First Unitarian, Brooklyn

 

Some of you have observed that in my sermon series on technology and religion this year, I’ve seemed pretty down on technology. I’ve accused Amazon of destroying publishing and authorship. I’ve trashed smartphones for addicting us and turning us into drooling idiots. I’ve argued that virtual space is patriarchy and it alienates us from the physical, ecological world. I’ve derided algorithms for creating surveillance capitalism and feeding us piecemeal to Big Data. I’ve called social media the end of the public square, civic life, and our democracy. Aside from that, I love technology.

 

In all seriousness, there are many things I do love about today’s technologies but I also think they dehumanize us in profound ways. And yet. What I want to share with you today is that there’s also something about their growth that smells like fate. It feels almost organic, almost natural. Technological advances are racing ahead of any individual’s grasp, computing power is growing exponentially, beyond our wildest dreams. The growth has a drumbeat of inevitability, marching toward a future we can’t begin to fathom. It feels as if it’s being driven by something beyond us. On a spiritual level, this is worth paying attention to.

 

This sermon is a departure from pretty much every other sermon I’ve ever preached. Because instead of trying to inspire us to value our humanity and love and compassion and the ecological world we are part of, I want to go on a journey of imagination where life as we know it is just a blip in a larger cosmic order – just a segue to something greater. What I am going to say may seem almost nihilistic, but to me, this possibility fills me with awe and wonder.

 

Exponential growth of any kind is incomprehensible – our brains are not equipped to grasp what it actually means and so we have to tune into it on a different level, if at all. To describe exponential growth, the inventor and futurist Ray Kurzweil recounts an old tale from 6th century India about the inventor of the game of chess.
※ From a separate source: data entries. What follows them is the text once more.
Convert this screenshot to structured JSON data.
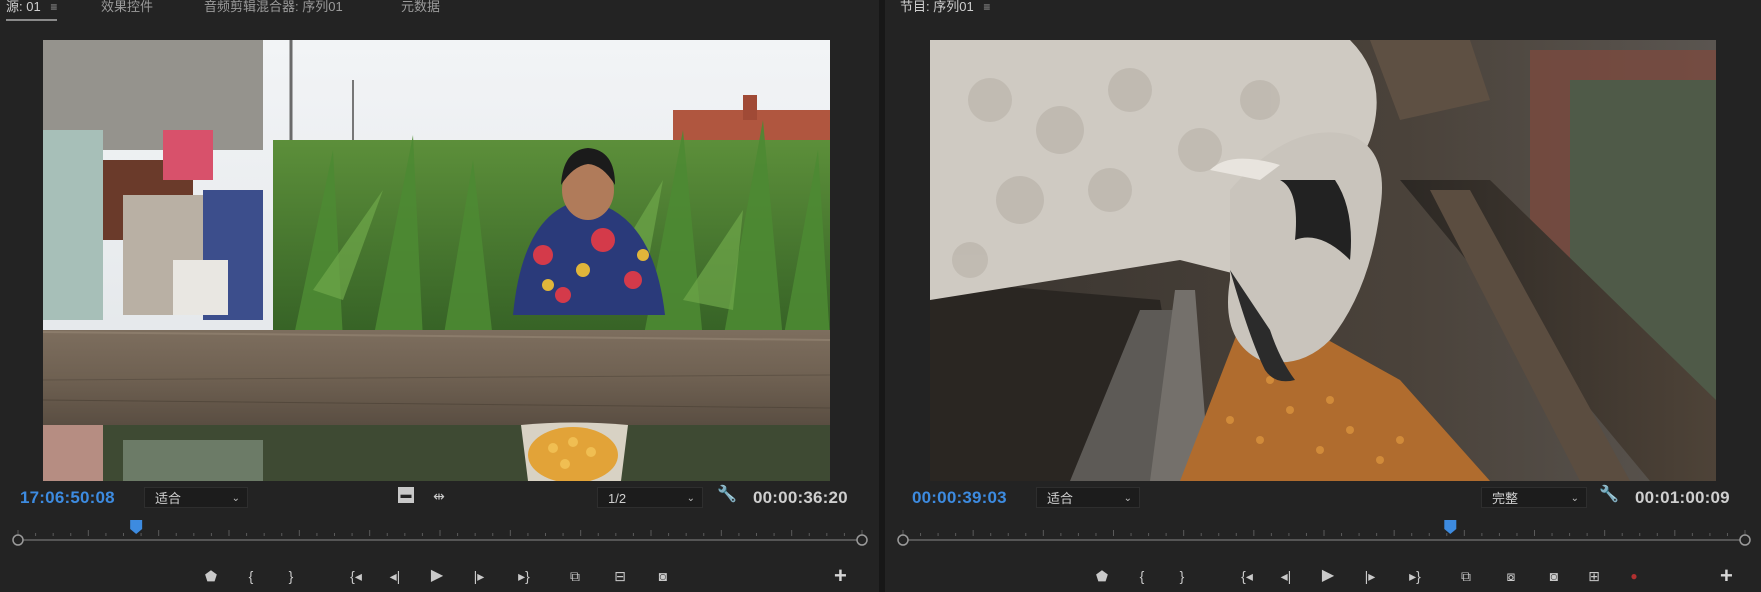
{
  "source": {
    "tabs": [
      {
        "label": "源: 01",
        "active": true
      },
      {
        "label": "效果控件",
        "active": false
      },
      {
        "label": "音频剪辑混合器: 序列01",
        "active": false
      },
      {
        "label": "元数据",
        "active": false
      }
    ],
    "current_timecode": "17:06:50:08",
    "zoom_select": "适合",
    "resolution_select": "1/2",
    "duration_timecode": "00:00:36:20",
    "playhead_fraction": 0.14,
    "icons": [
      "settings-square-icon",
      "insert-marker-icon",
      "wrench-icon"
    ],
    "transport": [
      "add-marker-icon",
      "mark-in-icon",
      "mark-out-icon",
      "go-to-in-icon",
      "step-back-icon",
      "play-icon",
      "step-forward-icon",
      "go-to-out-icon",
      "insert-icon",
      "overwrite-icon",
      "export-frame-icon"
    ]
  },
  "program": {
    "tabs": [
      {
        "label": "节目: 序列01",
        "active": true
      }
    ],
    "current_timecode": "00:00:39:03",
    "zoom_select": "适合",
    "quality_select": "完整",
    "duration_timecode": "00:01:00:09",
    "playhead_fraction": 0.65,
    "icons": [
      "wrench-icon"
    ],
    "transport": [
      "add-marker-icon",
      "mark-in-icon",
      "mark-out-icon",
      "go-to-in-icon",
      "step-back-icon",
      "play-icon",
      "step-forward-icon",
      "go-to-out-icon",
      "lift-icon",
      "extract-icon",
      "export-frame-icon",
      "compare-view-icon",
      "record-icon"
    ]
  },
  "colors": {
    "panel_bg": "#232323",
    "timecode_blue": "#3d8be0",
    "playhead_blue": "#3d8be0",
    "record_red": "#b03030"
  }
}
In the story, the inventor introduces the game to the emperor who loves it so much that he offers the inventor any prize he wishes. The inventor is a lot smarter than the emperor and he says all he wants is a bit of rice. They can use a chessboard to calculate how much: 1 grain of rice on the first square, 2 grains on the next square, 4 grains on the next, doubling the number for each of the squares on the chessboard. This sounds quite modest to the emperor and he readily agrees. But by the time they get to the last square on the chessboard, the emperor learns that he has to give the inventor eighteen quintillion grains of rice – a pile of rice bigger than Mt. Everest. The inventor gets beheaded.

 

Kurzweil uses this story as an allegory for how existential growth reaches a tipping point where the implications become no longer comprehensible or reasonable. He writes, “After thirty-two squares, the emperor had given the inventor about 4 billion grains of rice. That’s a reasonable quantity – about one large field’s worth – and the emperor did start to take notice. But the emperor could still remain an emperor. And the inventor could still retain his head. It was as they headed into the second half of the chessboard that at least one of them got into trouble.” In other words, it’s when we enter the second half of the chessboard that life as we know it explodes.

 

Kurzweil’s point is that our society, with the exponential growth of technology, is now entering the second half of the chessboard. We’ve seen changes up to this point – big changes – in how we relate to one another, how we buy things, how we make things, how we communicate, how we do physical work, how we cure illnesses, how we travel, how we entertain ourselves. But our world is still recognizable – just barely – as fundamentally the same world that it was fifty years ago. That is about to change.

 

Computer processing speed has increased exponentially – according to Gordon Moore’s law, every two years, computer processors get twice as fast. (Not our individual computers, mind you – which slow down! – but processing speed technology.) The amount of data that we amass is staggering – every day we create 2.5 quintillion bytes of data. Can you picture how much that is? I can’t. It’s beyond our human grasp. The field of robotics is bursting at the seams – soon we will have self-driving cars and robots that perform surgery and have sex with us. Computers can already write Bach chorales that even experts have trouble discerning from the real item. But even all of that pales compared to what is going on right now in artificial intelligence and machine learning.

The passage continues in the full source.